We deny Point II and affirm the judgment of conviction.


1.   He does not challenge two other convictions and identical concurrent sentences, from the same trial, for possessing methamphetamine.

2.   One officer exposed to this chemical fog required emergency room treatment.

3.   “The potential hazards of methamphetamine manufacture are well documented, and numerous cases have upheld limited warrantless searches by police officers who had probable cause to believe they had uncovered an on-going methamphetamine manufacturing operation.” U.S. v. Walsh, 299 F.3d 729, 734 (8th Cir. 2002). “Jurisdictions that have tackled the issue have held that the dangers posed by an operating methamphetamine lab are sufficient to constitute an exigent circumstance for purposes of conducting a warrantless search of a residence.” Williams v. State, 995 So. 2d 915, 920 (Ala. Crim. App. 2008).

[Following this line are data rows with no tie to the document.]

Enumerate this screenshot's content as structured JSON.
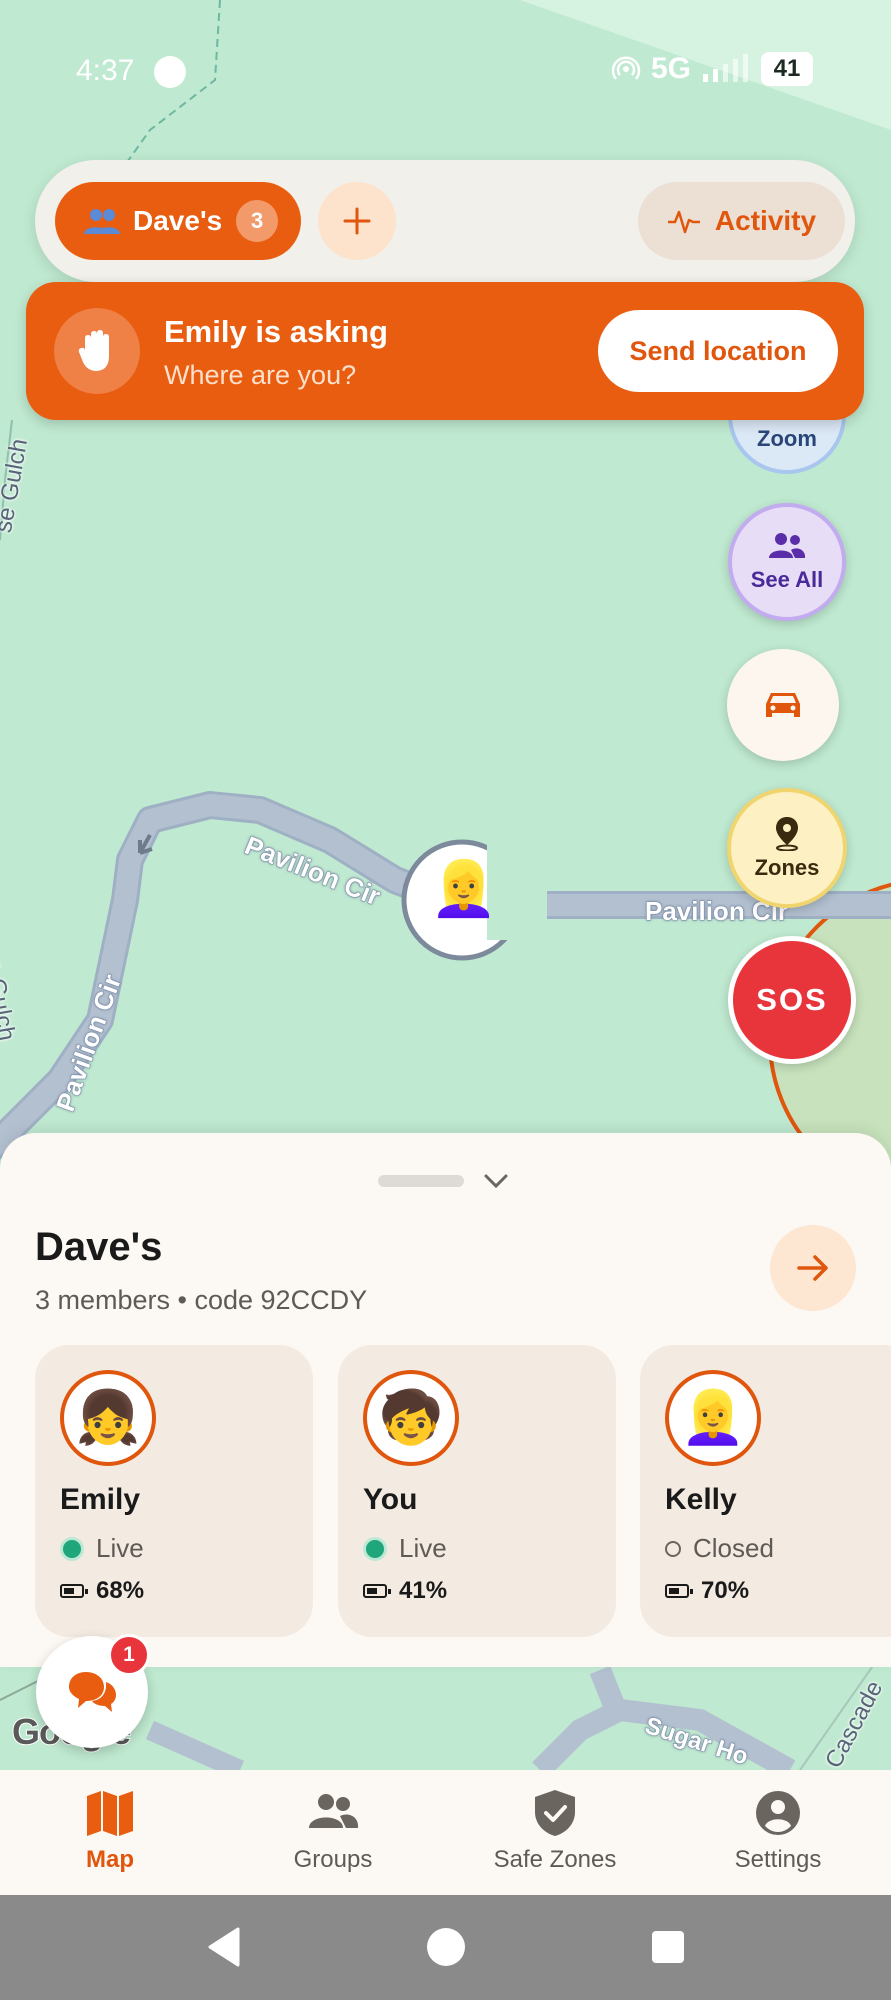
{
  "status_bar": {
    "time": "4:37",
    "network": "5G",
    "battery": "41"
  },
  "group_bar": {
    "group_name": "Dave's",
    "member_count": "3",
    "activity_label": "Activity"
  },
  "request_banner": {
    "title": "Emily is asking",
    "subtitle": "Where are you?",
    "action_label": "Send location"
  },
  "map_controls": {
    "zoom_label": "Zoom",
    "see_all_label": "See All",
    "zones_label": "Zones",
    "sos_label": "SOS"
  },
  "map_labels": {
    "road_1": "Pavilion Cir",
    "road_2": "Pavilion Cir",
    "road_3": "Pavilion Cir",
    "road_4": "Sugar Ho",
    "street_left_1": "se Gulch",
    "street_left_2": "Goose Gulch",
    "street_right": "Cascade",
    "google": "Google"
  },
  "group_sheet": {
    "title": "Dave's",
    "subtitle": "3 members • code 92CCDY",
    "members": [
      {
        "name": "Emily",
        "avatar": "👧",
        "status": "Live",
        "battery": "68%"
      },
      {
        "name": "You",
        "avatar": "🧒",
        "status": "Live",
        "battery": "41%"
      },
      {
        "name": "Kelly",
        "avatar": "👱‍♀️",
        "status": "Closed",
        "battery": "70%"
      }
    ]
  },
  "chat": {
    "unread_count": "1"
  },
  "bottom_nav": {
    "items": [
      {
        "label": "Map",
        "active": true
      },
      {
        "label": "Groups",
        "active": false
      },
      {
        "label": "Safe Zones",
        "active": false
      },
      {
        "label": "Settings",
        "active": false
      }
    ]
  },
  "colors": {
    "accent": "#e85d10",
    "map_bg": "#bfe9d0",
    "sos": "#e8343b",
    "road": "#b3c0d0"
  }
}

4.   Indeed, “cases have recognized that [meth lab] dangers may continue for some hours.” U.S. v. Lloyd, 396 F.3d 948, 955 (8th Cir. 2005).

5.   The same misstatement Brown's own attorney later made at the sentencing hearing (our emphasis):As far as the admitting the manufacture of controlled substance, we made no bones about it during the bench trial. We were not contesting guilt. The issue we had was Mr. Brown would like the Appellate Court to look at the situation regarding the search.While the State submitted some case law regarding the search, I think there was enough of an issue for Mr. Brown to possibly ask the Appellate Court to look at that. So we certainly respect the ruling by the Court here on that issue but it's something Mr. Brown would like a second look at.He's been -- so we were quite compliant with everyone on that bench trial. He wasn't doing that just to stir trouble and just to try to make the State go through the steps. I wish this were similar to Federal Court where we could plead guilty and reserve our right to appeal. Unfortunately, we could not.

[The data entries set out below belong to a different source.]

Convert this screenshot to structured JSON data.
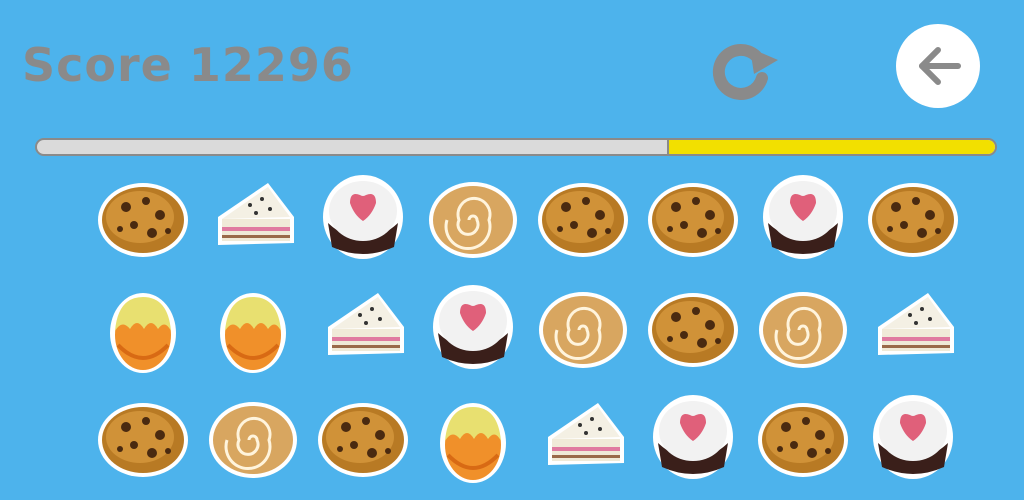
{
  "hud": {
    "score_label": "Score",
    "score_value": "12296",
    "restart_icon": "restart-icon",
    "back_icon": "back-arrow-icon"
  },
  "progress": {
    "remaining_fraction": 0.34
  },
  "colors": {
    "background": "#4db3ec",
    "hud_text": "#8a8a8a",
    "progress_track": "#dadada",
    "progress_fill": "#f2e000"
  },
  "board": {
    "rows": 3,
    "cols": 8,
    "tiles": [
      [
        "cookie",
        "cake-slice",
        "cupcake",
        "cinnamon-roll",
        "cookie",
        "cookie",
        "cupcake",
        "cookie"
      ],
      [
        "egg",
        "egg",
        "cake-slice",
        "cupcake",
        "cinnamon-roll",
        "cookie",
        "cinnamon-roll",
        "cake-slice"
      ],
      [
        "cookie",
        "cinnamon-roll",
        "cookie",
        "egg",
        "cake-slice",
        "cupcake",
        "cookie",
        "cupcake"
      ]
    ]
  }
}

6.   See State v. Wilson, 26 S.W. 357, 359-60 (Mo. 1894)(making a verdict is not a judicial act); Phelps v. Parker, 534 S.W.2d 278, 279 (Mo.App. 1976)(noting “clear distinction between a verdict and a judgment”; only the latter “is a judicial action of the court”); Kansas City Pump Co. v. Jones, 104 S.W. 1136, 1137 (Mo.App. 1907)(a judgment is the court's judicial act in pronouncing the sentence of the law upon facts as determined by pleadings and verdict); City of Aurora v. Powell, 383 P.2d 798, 800 (Colo. 1963)(distinguishing judgment, as a judicial act, from jury verdicts or findings of a court).